More than 400 fish were killed because a Dorset farm owner was unaware effluent from his silage clamp was discharging into a river.

Jasper Miller, 52, of Lower Fifehead Farm in Fifehead St Quintin, pleaded guilty to causing an incident which saw the River Divelish, a tributary of the River Stour, polluted for over 3km between June 25 and June 29, 2019.

He was fined £1,300 and ordered to pay costs of £6,079 at North Somerset Magistrates Court on June 14, 2021.

The court heard from the Environment Agency that a member of the public reported seeing dead fish and officers went to investigate.

Tracking the pollution upstream, they eventually found silage effluent discharging from a pipe connected to the farm.

Dye tracing established the link between the silage clamp and the pipe and Miller admitted that the wrong pipe had been unblocked, leading to the discharge.

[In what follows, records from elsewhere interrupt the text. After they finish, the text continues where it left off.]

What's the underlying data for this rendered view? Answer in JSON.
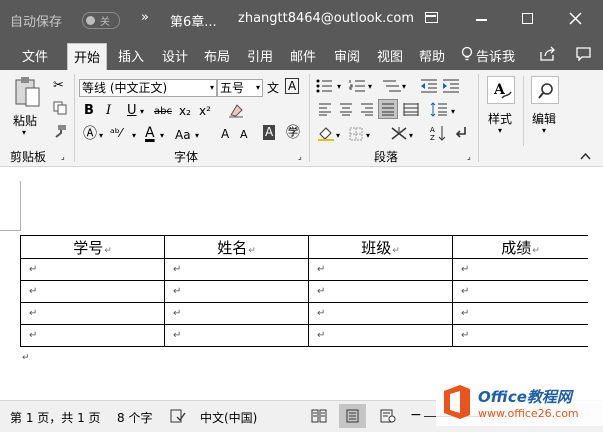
{
  "titlebar": {
    "autosave": "自动保存",
    "autosave_state": "关",
    "arrow": "»",
    "doc_title": "第6章...",
    "account": "zhangtt8464@outlook.com",
    "ribbon_display_icon": "ribbon-display-options-icon",
    "minimize_icon": "minimize-icon",
    "maximize_icon": "maximize-icon",
    "close_icon": "close-icon"
  },
  "tabs": [
    "文件",
    "开始",
    "插入",
    "设计",
    "布局",
    "引用",
    "邮件",
    "审阅",
    "视图",
    "帮助"
  ],
  "tellme": "告诉我",
  "ribbon": {
    "clipboard": {
      "paste": "粘贴",
      "label": "剪贴板"
    },
    "font": {
      "font_name": "等线 (中文正文)",
      "font_size": "五号",
      "bold": "B",
      "italic": "I",
      "underline": "U",
      "strike": "abc",
      "subscript": "x₂",
      "superscript": "x²",
      "font_color": "A",
      "change_case": "Aa",
      "grow": "A",
      "shrink": "A",
      "phonetic": "文",
      "border_char": "A",
      "label": "字体"
    },
    "paragraph": {
      "label": "段落"
    },
    "styles": {
      "label": "样式"
    },
    "editing": {
      "label": "编辑"
    }
  },
  "table": {
    "headers": [
      "学号",
      "姓名",
      "班级",
      "成绩"
    ],
    "mark": "↵",
    "rows": 4
  },
  "statusbar": {
    "page": "第 1 页，共 1 页",
    "words": "8 个字",
    "language": "中文(中国)"
  },
  "watermark": {
    "brand": "Office教程网",
    "url": "www.office26.com"
  }
}
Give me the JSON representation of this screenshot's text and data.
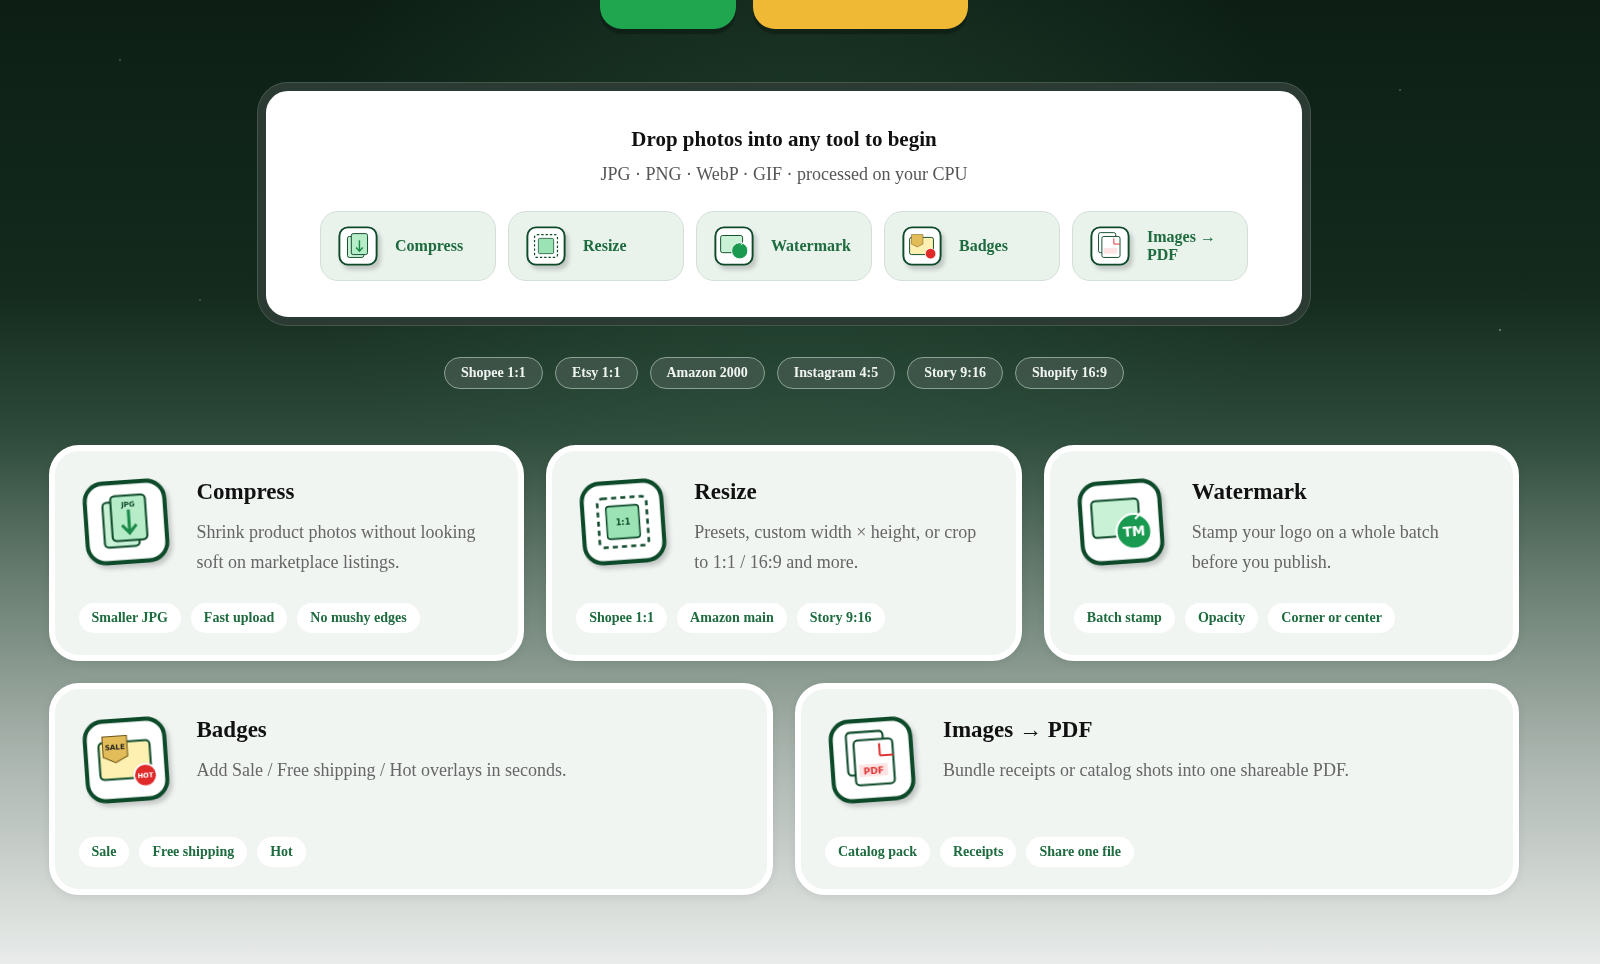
{
  "top_buttons": [
    {
      "color": "#1fa64f"
    },
    {
      "color": "#efb935"
    }
  ],
  "dropzone": {
    "title": "Drop photos into any tool to begin",
    "subtitle": "JPG · PNG · WebP · GIF · processed on your CPU",
    "tools": [
      {
        "kind": "compress",
        "label": "Compress"
      },
      {
        "kind": "resize",
        "label": "Resize"
      },
      {
        "kind": "watermark",
        "label": "Watermark"
      },
      {
        "kind": "badges",
        "label": "Badges"
      },
      {
        "kind": "pdf",
        "label": "Images → PDF"
      }
    ]
  },
  "presets": [
    "Shopee 1:1",
    "Etsy 1:1",
    "Amazon 2000",
    "Instagram 4:5",
    "Story 9:16",
    "Shopify 16:9"
  ],
  "cards": [
    {
      "kind": "compress",
      "title": "Compress",
      "icon_text": [
        "JPG"
      ],
      "description": "Shrink product photos without looking soft on marketplace listings.",
      "tags": [
        "Smaller JPG",
        "Fast upload",
        "No mushy edges"
      ]
    },
    {
      "kind": "resize",
      "title": "Resize",
      "icon_text": [
        "1:1"
      ],
      "description": "Presets, custom width × height, or crop to 1:1 / 16:9 and more.",
      "tags": [
        "Shopee 1:1",
        "Amazon main",
        "Story 9:16"
      ]
    },
    {
      "kind": "watermark",
      "title": "Watermark",
      "icon_text": [
        "TM"
      ],
      "description": "Stamp your logo on a whole batch before you publish.",
      "tags": [
        "Batch stamp",
        "Opacity",
        "Corner or center"
      ]
    },
    {
      "kind": "badges",
      "title": "Badges",
      "icon_text": [
        "SALE",
        "HOT"
      ],
      "description": "Add Sale / Free shipping / Hot overlays in seconds.",
      "tags": [
        "Sale",
        "Free shipping",
        "Hot"
      ]
    },
    {
      "kind": "pdf",
      "title": "Images → PDF",
      "icon_text": [
        "PDF"
      ],
      "description": "Bundle receipts or catalog shots into one shareable PDF.",
      "tags": [
        "Catalog pack",
        "Receipts",
        "Share one file"
      ]
    }
  ]
}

To mitigate the impact he began removing polluted water for proper disposal by tanker.

Sara Durden of the Environment Agency said:

“We are grateful to the person who alerted us to the pollution which set in motion the events that led to stopping this incident.

“Good intelligence sent to us through our hotline is more important than ever because it allows us to react accordingly and take the appropriate action.

We take incidents of agricultural pollution very seriously and while most cases can be resolved by following guidance, we will take enforcement if the offence is serious.”

This incident could have been avoided if proper maintenance and checks to the drainage system had been made prior to the silage clamp being filled.